Bail commercial conclu par une commune : confirmation du droit à indemnité d’éviction

Il est ADMYS que la conclusion d’un bail commercial par une commune relève du droit commun des baux commerciaux et que la juridiction judiciaire est compétente pour statuer sur les litiges relatifs à ces baux.

Dans une affaire récente, la Cour d’appel de Douai (CA Douai, chambre2, section 1, 6 mars 2025, n° 24/00476) devait se prononcer sur la demande d’une locataire exploitant un fonds de commerce dans des locaux appartenant à une commune.

 

En principe, le locataire d’un bail commercial perçoit une indemnité d’éviction en cas de non-renouvellement de son. Cette indemnité est prévue par les articles L. 145-10 et L. 145-57 du code de commerce.

 

En l’espèce, après la commune a notifié à son preneur son intention de ne pas renouveler le bail commercial et de ne pas lui verser d’indemnité d’éviction. La locataire a alors saisi la juridiction judiciaire pour obtenir le paiement de cette indemnité.

 

Une expertise judiciaire a été ordonnée pour évaluer l’indemnité d’éviction. La locataire a ensuite saisi le tribunal judiciaire en paiement de cette indemnité. La commune a soulevé une fin de non-recevoir, contestant l’intérêt et le droit d’agir de la locataire.

 

En première instance, le juge de la mise en état a rejeté la fin de non-recevoir et condamné la commune à payer une indemnité d’éviction à la locataire.

 

La commune a interjeté appel et soutenait que la locataire était irrecevable à agir en invoquant la directive européenne 2006/123/CE (dite « directive services »),qui, selon elle, faisait obstacle à l’application du statut des baux commerciaux et au droit à indemnité d’éviction pour la locataire.

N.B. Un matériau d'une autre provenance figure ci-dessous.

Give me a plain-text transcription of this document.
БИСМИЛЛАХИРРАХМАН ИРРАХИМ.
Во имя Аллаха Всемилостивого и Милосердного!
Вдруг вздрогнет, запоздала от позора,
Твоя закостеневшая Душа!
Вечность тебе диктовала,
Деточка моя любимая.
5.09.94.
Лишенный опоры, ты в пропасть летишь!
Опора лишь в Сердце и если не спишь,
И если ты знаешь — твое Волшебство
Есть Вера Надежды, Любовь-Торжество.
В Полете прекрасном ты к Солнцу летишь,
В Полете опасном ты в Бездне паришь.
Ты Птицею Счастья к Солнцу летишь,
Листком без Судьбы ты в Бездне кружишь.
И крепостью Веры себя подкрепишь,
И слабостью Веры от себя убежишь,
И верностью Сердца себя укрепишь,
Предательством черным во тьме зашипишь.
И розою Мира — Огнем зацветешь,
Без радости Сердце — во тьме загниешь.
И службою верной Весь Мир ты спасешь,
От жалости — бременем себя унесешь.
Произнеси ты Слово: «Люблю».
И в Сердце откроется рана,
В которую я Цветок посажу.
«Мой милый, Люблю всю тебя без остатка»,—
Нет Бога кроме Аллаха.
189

Pour la Cour, la locataire avait qualité et intérêt à agir pour demander l’indemnité d’éviction, confirmant ainsi que la conclusion d’un bail commercial par une commune relève du droit commun des baux commerciaux, et que la juridiction judiciaire est compétente pour statuer sur les litiges relatifs à l’indemnité d’éviction.

 

La Cour d’appel a écarté l’argument fondé sur la directive « services » ainsi que ceux tirés de la nature publique du bailleur, et a reconnu la compétence du juge judiciaire pour statuer sur la demande d’indemnité d’éviction.

Conclusion

Ainsi, la jurisprudence confirme expressément que si une commune a la possibilité de conclure un bail commercial, le preneur bénéficie des droits attachés à ce statut, notamment en matière d’indemnité d’éviction. Point d’exorbitance en matière de bail commercial sur les propriétés publiques.